The Need for Entrepreneurial Training
Theoretical knowledge alone would not usually prepare an educated person for the world of Work. The worker or productive individual must not only be knowledgeable but must also be versatile in the application of skills to perform defined jobs or work. The reality of the foregoing fact can be illustrated by using a simple analogy. While it is possible for someone to learn and imbibe all the available information on driving a car in the classroom, it is unlikely that the individual would, based on this knowledge alone, be able to drive a car at the first opportunity.

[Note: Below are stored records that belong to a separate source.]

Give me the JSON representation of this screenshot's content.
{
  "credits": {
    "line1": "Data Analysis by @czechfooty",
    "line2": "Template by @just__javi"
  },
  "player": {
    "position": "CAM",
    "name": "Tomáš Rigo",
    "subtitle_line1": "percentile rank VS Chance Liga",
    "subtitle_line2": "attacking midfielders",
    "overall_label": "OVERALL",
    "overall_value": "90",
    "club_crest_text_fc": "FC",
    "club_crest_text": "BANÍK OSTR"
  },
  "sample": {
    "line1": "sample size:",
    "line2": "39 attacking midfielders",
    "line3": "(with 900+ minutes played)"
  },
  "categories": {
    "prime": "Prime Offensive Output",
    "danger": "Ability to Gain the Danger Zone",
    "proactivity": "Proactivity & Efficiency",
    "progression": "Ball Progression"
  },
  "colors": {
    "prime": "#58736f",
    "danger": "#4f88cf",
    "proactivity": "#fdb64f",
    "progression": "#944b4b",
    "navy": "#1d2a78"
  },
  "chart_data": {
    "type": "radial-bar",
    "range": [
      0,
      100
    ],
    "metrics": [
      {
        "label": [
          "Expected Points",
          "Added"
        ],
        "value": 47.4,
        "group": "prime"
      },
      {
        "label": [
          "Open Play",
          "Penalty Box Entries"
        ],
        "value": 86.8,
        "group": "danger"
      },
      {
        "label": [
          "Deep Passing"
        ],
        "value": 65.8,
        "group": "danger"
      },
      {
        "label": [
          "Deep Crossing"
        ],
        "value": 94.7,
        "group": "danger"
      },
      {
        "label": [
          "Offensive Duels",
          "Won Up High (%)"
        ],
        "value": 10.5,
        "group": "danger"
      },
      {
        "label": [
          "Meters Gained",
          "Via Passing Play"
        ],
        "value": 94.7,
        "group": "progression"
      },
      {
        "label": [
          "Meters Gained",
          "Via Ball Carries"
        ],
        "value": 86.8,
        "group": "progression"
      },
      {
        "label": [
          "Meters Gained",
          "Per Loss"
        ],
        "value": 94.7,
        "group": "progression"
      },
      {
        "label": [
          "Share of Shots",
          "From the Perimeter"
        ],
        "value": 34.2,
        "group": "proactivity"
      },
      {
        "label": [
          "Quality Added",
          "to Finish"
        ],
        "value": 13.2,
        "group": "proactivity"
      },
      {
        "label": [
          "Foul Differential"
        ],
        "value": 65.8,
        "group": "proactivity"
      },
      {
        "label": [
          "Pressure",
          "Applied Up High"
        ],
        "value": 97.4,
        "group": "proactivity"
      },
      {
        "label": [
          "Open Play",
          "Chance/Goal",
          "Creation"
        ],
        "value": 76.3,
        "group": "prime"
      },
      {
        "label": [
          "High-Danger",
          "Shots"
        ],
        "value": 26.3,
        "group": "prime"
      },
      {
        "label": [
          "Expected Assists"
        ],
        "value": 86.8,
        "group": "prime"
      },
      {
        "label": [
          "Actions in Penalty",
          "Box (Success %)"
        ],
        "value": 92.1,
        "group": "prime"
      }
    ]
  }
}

On the other hand, someone else without the theoretical information on how to drive a car, on being told and shown what to do, followed by hands-on practice and supervision by an instructor, would at the end of the day be able to drive a car successfully. Of course, someone who has been exposed to both the theoretical underpinnings of driving a car and the hands-on experience of doing so would and should be a better driver (Mafe, 2009). The productive individual, particularly in this millennium, must be able to combine and utilize the outcomes from the two forms of learning (Know-How Ability and Do-How Capability) for the production of goods and services.